Thursday, October 09, 2014

I had a flurry of unsettled sleep this past weekend, but last Thursday into Friday I had unequivocal back-end insomnia. It settles my prior mention of insomnia as not being insomnia. Mere unsettled sleep is not insomnia. Insomnia is the switch flipping and nothing happening; unable to sleep, fuhgeddaboudit. Even constant waking up and drifting off into fragile doze is still not insomnia. There is rest still being accomplished.

I finished my most recent recitation of the Tibetan Book of the Dead. I don't know if it's a new thought, but it affirmed for me that the recitation isn't strict and should be thought about and can be altered to given situations. As I mentioned before, I would think about removing any suggestive negative portions; don't even bring that stuff up. Reading it that way is fine for contemplation, but I'm uneasy about it in directed recitations.

Also, something I noticed is that there are passages that seem out of place. Deep within some description of a bardo phase might be a general descriptive that sounds like it would be much better as an introduction. From a narrative point of view, it would seem logical that the passage was stated earlier. So I might go through my edition of the book and make notes and rearrange passages.

That sort of deconstruction might be influenced by one of my recent reads on the Hebrew Bible (the Christians' so-called "Old Testament"), Richard Elliott Friedman's Who Wrote the Bible?
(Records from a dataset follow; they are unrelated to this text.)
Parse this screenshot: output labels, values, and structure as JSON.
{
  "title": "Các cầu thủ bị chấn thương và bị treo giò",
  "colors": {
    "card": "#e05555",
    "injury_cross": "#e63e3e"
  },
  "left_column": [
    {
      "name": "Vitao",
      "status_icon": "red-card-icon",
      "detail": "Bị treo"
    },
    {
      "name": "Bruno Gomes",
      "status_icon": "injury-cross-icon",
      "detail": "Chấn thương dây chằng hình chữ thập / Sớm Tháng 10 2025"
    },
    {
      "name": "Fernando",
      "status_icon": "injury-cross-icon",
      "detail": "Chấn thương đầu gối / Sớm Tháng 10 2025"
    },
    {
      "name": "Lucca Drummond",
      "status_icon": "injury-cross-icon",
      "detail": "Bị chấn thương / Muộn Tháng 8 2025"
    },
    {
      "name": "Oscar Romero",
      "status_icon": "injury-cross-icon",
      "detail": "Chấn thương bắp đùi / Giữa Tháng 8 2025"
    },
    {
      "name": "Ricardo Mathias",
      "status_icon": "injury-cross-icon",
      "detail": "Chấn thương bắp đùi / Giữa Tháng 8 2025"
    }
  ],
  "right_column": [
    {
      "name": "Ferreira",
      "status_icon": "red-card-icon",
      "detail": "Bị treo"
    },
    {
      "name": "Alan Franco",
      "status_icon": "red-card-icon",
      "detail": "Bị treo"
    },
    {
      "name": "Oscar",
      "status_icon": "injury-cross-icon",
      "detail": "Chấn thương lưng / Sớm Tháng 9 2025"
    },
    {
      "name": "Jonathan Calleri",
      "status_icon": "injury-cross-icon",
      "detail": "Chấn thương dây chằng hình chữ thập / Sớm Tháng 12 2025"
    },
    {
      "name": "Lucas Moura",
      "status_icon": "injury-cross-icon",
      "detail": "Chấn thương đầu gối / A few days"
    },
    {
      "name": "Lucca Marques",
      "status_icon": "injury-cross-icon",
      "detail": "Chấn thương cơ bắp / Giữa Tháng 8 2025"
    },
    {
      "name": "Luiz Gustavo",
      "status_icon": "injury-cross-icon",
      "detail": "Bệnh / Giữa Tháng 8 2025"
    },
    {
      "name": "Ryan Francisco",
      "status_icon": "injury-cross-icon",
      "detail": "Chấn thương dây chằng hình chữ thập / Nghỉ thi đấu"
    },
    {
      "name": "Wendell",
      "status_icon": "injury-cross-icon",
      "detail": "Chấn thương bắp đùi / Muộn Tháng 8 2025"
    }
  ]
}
I gather the book is nothing new amongst biblical scholars, and is only one voice in an ongoing scholarly debate about the origins of the Bible.

To me it was fascinating. I know next to nothing about the Hebrew Bible except what is generally known culturally (Christian culture); the names and stories are familiar. I've gone through a phase of fascination about how the New Testament came about, and it's nothing what most Christians believe or are taught.
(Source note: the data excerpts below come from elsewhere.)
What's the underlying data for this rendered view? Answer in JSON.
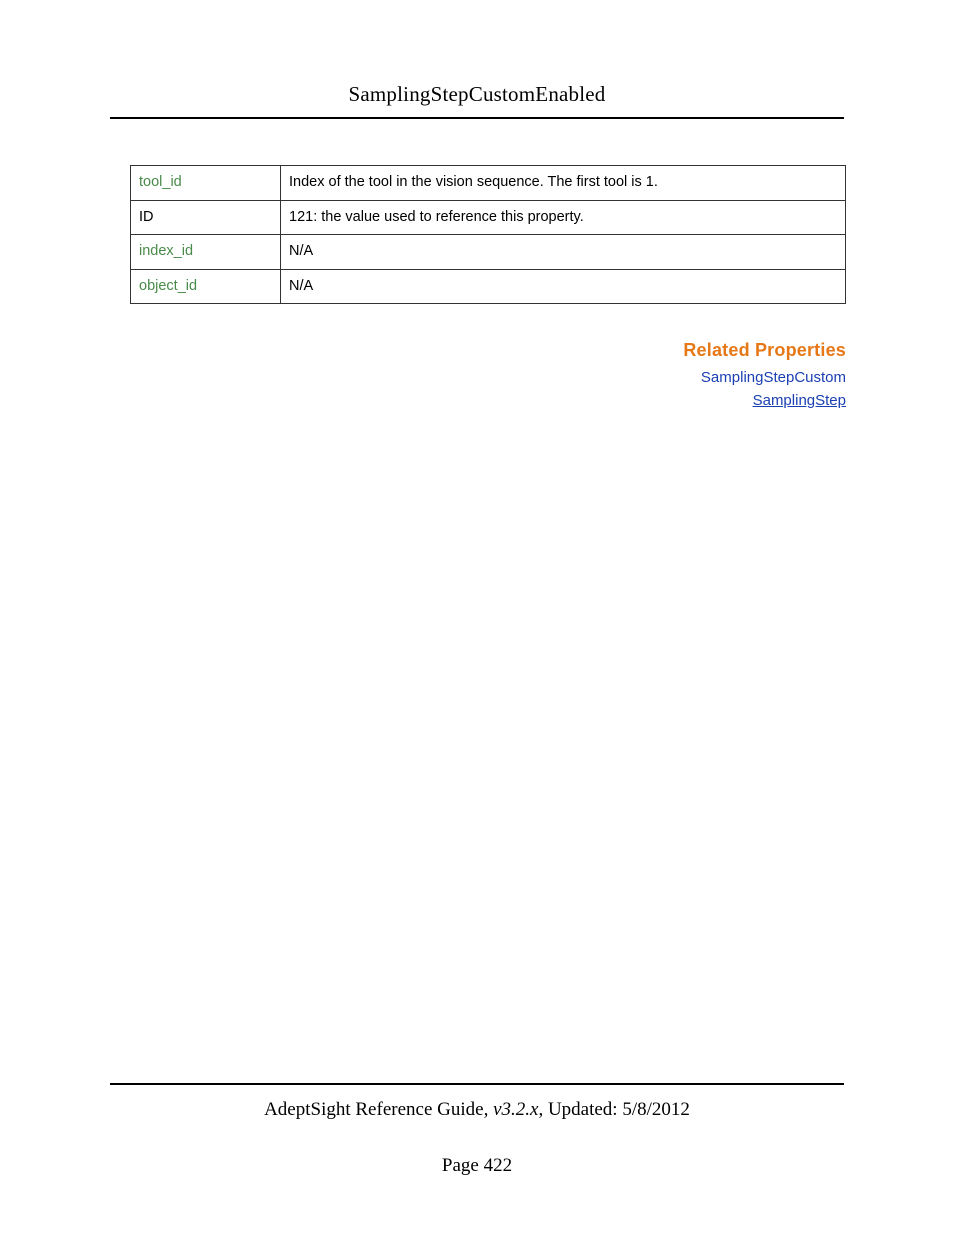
{
  "header": {
    "title": "SamplingStepCustomEnabled"
  },
  "table": {
    "rows": [
      {
        "key": "tool_id",
        "keyClass": "green",
        "value": "Index of the tool in the vision sequence. The first tool is 1."
      },
      {
        "key": "ID",
        "keyClass": "plain",
        "value": "121: the value used to reference this property."
      },
      {
        "key": "index_id",
        "keyClass": "green",
        "value": "N/A"
      },
      {
        "key": "object_id",
        "keyClass": "green",
        "value": "N/A"
      }
    ]
  },
  "related": {
    "heading": "Related Properties",
    "links": [
      {
        "label": "SamplingStepCustom",
        "underlined": false
      },
      {
        "label": "SamplingStep",
        "underlined": true
      }
    ]
  },
  "footer": {
    "guide": "AdeptSight Reference Guide",
    "version": ", v3.2.x",
    "updated_prefix": ", Updated: ",
    "updated_date": "5/8/2012",
    "page_label": "Page 422"
  }
}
I don't accept the Christian co-option of the Hebrew Bible and making it their "Old Testament". I find that nonsensical and offensive, given how much anti-Semitism there is and how Christianity rejects Judaism and denies that Jesus was Jewish or disconnects Jesus from his Jewishness. It's the ultimate in cultural appropriation whereby a culture is stolen and claimed as its own and original claims to its own culture denied. If the "Old Testament" is part of the Christian tradition, so is Judaism. Accept it, respect it.
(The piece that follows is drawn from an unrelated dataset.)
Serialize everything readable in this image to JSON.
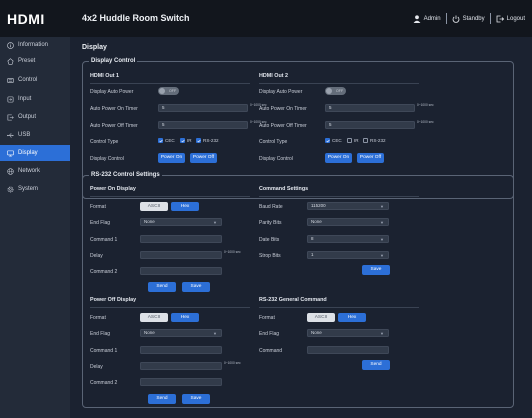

I digress. Anyway, it's a fascinating and compelling read which in its course guided me through the history of Judaism as told in the bible, and although nothing new to people well-read in the subject, was a bit of a breakthrough for me.

I also take it as a sign of human progress when so-believed sacred, ancient texts are challenged. Generations and generations are told and taught a certain work is one thing, but then someone comes along with a critical mind and notices something wrong and asks what's really going on.

None of the critical scholarship on the Hebrew Bible, which began in the 19th century, is definitive, but it seems there's a lively debate going on about the sources of the bible and when it was written and by whom. It's compelling when the evidence suggests who the authors were and what their interests were.